How to Enforce One Attachment per Record in Airtable

You’re working in Airtable and you’ve got a field where people can upload an attachment.

This could be a product photo. This could be a profile picture for a contact. This could be a scanned contract you want to keep on file.

The setup works fine if there is only one attatchment per record.

But Airtable’s attachment field lets you upload multiple files. That means someone could accidentally add two or three pictures or files when you really only want one.

This creates confusion. You do not know which picture is the correct one or what document is the correct one, and users can end up attaching duplicates or the wrong file altogether.

What you really want is a way to enforce one attachment per record.

Is this possible to set up in Airtable?

Not directly. Airtable doesn’t have a built-in option to restrict an attachment field to a single file.

But with a little creativity, you can work around this limitation. There are a couple of approaches that make it possible to keep things to just one attachment per record.

Option 1: Limit uploads through forms

One way to handle this is by having people upload files through a form instead of editing the table directly.

In the form settings, you can place a restriction on the attachment field so that only one file is allowed. If someone tries to add more, the form won’t let them submit.

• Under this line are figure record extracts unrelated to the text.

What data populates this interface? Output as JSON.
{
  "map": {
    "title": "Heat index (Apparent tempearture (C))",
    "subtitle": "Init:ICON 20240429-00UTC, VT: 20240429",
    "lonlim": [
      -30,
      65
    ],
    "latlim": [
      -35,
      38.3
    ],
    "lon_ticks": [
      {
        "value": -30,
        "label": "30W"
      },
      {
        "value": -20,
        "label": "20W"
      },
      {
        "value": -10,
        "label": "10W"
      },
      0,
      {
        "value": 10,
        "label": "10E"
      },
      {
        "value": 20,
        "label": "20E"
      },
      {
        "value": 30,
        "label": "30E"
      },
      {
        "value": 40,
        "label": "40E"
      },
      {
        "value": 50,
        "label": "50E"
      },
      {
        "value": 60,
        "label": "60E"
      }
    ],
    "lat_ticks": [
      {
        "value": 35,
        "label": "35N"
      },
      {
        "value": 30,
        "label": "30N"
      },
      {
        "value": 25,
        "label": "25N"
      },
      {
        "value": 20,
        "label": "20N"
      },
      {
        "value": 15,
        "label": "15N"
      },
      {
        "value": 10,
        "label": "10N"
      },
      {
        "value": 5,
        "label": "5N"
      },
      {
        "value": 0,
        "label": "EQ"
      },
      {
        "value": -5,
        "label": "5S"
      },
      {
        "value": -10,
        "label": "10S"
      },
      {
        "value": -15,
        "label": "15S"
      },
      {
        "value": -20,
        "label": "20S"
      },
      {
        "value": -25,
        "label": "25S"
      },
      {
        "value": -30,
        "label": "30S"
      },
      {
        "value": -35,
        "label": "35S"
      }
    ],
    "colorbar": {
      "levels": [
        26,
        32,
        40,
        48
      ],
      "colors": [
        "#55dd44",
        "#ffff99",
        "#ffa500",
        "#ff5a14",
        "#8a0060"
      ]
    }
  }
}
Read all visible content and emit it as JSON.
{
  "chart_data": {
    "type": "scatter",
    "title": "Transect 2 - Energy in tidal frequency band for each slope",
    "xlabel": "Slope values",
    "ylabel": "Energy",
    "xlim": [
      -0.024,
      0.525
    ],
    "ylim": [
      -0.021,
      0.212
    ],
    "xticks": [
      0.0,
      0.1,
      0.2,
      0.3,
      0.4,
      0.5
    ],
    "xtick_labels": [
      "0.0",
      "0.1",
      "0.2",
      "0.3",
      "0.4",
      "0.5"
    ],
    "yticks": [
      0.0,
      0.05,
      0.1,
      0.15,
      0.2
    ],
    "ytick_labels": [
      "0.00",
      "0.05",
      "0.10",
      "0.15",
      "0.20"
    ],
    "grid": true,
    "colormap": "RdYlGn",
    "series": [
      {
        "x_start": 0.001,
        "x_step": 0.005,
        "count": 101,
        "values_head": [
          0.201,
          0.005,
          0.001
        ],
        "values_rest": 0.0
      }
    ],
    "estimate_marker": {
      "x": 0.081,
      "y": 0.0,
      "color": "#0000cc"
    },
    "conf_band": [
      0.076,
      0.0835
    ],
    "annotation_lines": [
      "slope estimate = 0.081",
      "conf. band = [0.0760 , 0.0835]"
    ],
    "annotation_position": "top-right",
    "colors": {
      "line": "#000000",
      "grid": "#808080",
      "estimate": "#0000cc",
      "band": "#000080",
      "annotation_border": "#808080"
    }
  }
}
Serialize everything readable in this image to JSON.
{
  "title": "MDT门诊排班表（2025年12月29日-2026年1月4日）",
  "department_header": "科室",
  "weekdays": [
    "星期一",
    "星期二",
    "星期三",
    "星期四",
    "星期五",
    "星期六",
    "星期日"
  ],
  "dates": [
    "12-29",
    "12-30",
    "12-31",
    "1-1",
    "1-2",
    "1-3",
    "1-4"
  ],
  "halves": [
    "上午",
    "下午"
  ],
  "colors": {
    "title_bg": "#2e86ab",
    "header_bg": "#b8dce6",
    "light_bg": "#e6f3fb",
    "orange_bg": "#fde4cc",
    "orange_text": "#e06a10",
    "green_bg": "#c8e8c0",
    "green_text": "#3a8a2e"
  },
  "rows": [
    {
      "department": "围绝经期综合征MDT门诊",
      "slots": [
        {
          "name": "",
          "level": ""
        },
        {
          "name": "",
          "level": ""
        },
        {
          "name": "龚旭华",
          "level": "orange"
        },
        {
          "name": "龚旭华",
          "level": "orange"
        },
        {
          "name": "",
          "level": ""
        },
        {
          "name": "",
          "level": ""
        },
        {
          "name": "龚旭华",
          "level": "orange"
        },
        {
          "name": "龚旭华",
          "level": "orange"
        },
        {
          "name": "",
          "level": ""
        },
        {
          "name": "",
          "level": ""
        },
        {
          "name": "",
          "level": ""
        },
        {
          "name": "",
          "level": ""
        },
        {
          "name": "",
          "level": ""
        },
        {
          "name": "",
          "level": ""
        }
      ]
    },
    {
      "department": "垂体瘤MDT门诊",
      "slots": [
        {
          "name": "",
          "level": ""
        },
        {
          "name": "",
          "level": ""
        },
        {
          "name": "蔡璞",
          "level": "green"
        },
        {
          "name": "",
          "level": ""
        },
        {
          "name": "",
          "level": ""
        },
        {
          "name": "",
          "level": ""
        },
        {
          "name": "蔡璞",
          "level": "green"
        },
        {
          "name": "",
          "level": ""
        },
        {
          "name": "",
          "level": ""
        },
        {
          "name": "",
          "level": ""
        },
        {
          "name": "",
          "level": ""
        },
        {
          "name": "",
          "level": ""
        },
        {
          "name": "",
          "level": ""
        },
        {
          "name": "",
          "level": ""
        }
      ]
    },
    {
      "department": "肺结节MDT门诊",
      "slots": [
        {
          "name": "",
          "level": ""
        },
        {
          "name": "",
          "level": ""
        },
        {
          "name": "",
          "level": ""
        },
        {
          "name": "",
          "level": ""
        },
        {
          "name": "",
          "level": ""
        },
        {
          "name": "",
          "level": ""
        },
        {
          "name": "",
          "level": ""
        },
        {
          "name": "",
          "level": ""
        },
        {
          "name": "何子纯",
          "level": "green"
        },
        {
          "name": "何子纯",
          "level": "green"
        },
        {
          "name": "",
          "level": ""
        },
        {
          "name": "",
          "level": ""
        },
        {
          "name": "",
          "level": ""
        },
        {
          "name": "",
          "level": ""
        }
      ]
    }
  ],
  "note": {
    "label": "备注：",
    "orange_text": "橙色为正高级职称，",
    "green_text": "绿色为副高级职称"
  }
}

Limit uploads through forms

That way, every time a record is created through the form, it will always contain just a single attachment.

Option 2: Use attachment proofing (Business and Enterprise plans only)

Airtable now supports versioning for attachment fields.

Normally, an attachment field just holds files. If you upload a second file, it simply sits alongside the first. But with versioning enabled, the field works differently.

Instead of storing multiple separate files, the field now keeps track of versions of a single file.

The first upload becomes version 1. If you upload again, that file becomes version 2. Upload once more, and that becomes version 3.

At any point, the field only shows the latest version, while still keeping the full history in the background. You can also review past versions or leave comments on them.

To make sure only one file is kept, you can schedule an automation that runs on a daily basis.

This automation checks each record, and if multiple versions exist, it removes everything after the original version.

Use attachment proofing

A sample script you could use in the automation to retain only the first file looks like this:

let { urls } = input.config();
output.set("url", urls[0]);

The next step in the automation should be an Update record action, where you take the URL returned by the script and write it back into the attachment field of the record that triggered the automation.

This way, you’ll always have just one version stored.

While this method doesn’t strictly prevent people from uploading more files, it lets you automatically clean up the field so it behaves as if it only supports a single attachment.